Bukti-bukti media mengenai aktivitas otot-otot panggul bawah mendukung pemikiran bahwa anak-anak yang mengompol tidak dapat melakukan kontraksi spontan pada otot-otot tersebut di malam hari ( Norgard, 1989a, 1989b ). Para teoris pembelejaran berpendapat bahwa anak-anak mengompol karena mereka tidak belajar untuk terbangun di malam hari sebagai respons yang dikondisikan atas penuhnya kandung kemih atau untuk menghambat relaksasi otot lingkar yang mengendalikan urinasi ( Walker, 1995 ).
3. Penanganam Enuresis
Penanganan rumahan untuk mengompol telah melebar dari sekedar membatasi asupan cairan hingga mengundurkan anak-anak di atas bola-bola golf atau menggantungkan bukti kesalahan, sprei basah-di jendela ( Houts, 1991 ). Dua macam penanganan yang paling banyak digunakan oleh professional adalah pemberian obat atau system alarm urin. Sebuah lonceng dan sebuah baterai tersambung dengan kabel ke sebuah bantalan yang terdiri dari dua lembar kertas metalik, lembar bagian tasa berlubang-lubang, dan di antara kedua lembaran tersebut terdapat selapis kain penyerap.
Metode lain yang menggunakan pendekatan pengkondisian operan tanpa bantuan alarm urin tidak seberhasil metode alarm ( Houts, 2000; Houts, Berman, & Abramason, 1994 ).

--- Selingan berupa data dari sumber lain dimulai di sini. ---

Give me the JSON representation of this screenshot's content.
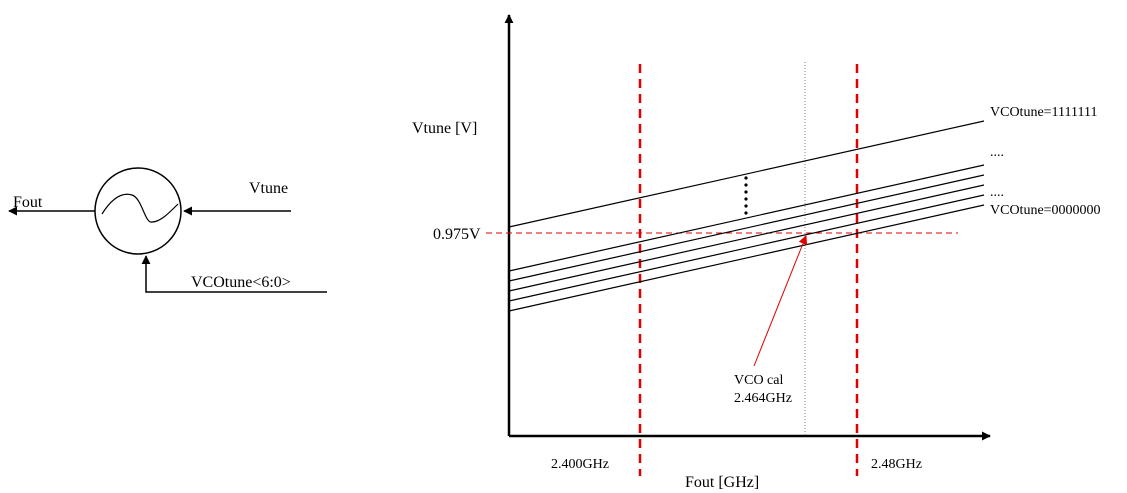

Di sisi lain, keberhasilan yang lebih besar dapat dicapai dengan memberi tambahan pada prosedur alarm urine dasar, seperti minum dalam jumlah yang lebih banyak selama beberapa malam berturut-turut sebelum waktu tidur ( agar sia anak terbiasa menahan cairan di kandung kemih tanapa mengompol ). Dan memastikan bahwa si anak terbangun dan mengganti seprei setiap kali alarm berbunyi ( untuk menambah konsekuensi negative mengompol ) ( Barclay & Houts, 1995; Mellon & Houts, 1998 ).
Pendekatan yang lain adalah penanganan farmakologis. Sekitas sepertiga pasien enuretik yang berupaya mendapatkan bantuan professional diberi resep obat, seperti obat antidpresan imipramin ( Tofranil ) dan baru-baru ini, desmopresin yang meningkatkan penyerapan air dalam ginjal. Pemberian obat semacam itu memberikan hasil dengan cara mengubah reaktivitas otot yang digunakan dalam berkemih ( imipramin ) atau dengan mengkonsetrasikan urine dalam kandung kemih ( Desmopresin ).


Sumber:
Davidson Gerald C., Nille, M. kring ann. M. ( 2004 ) abnormal edisi ke-9, Rajawali press.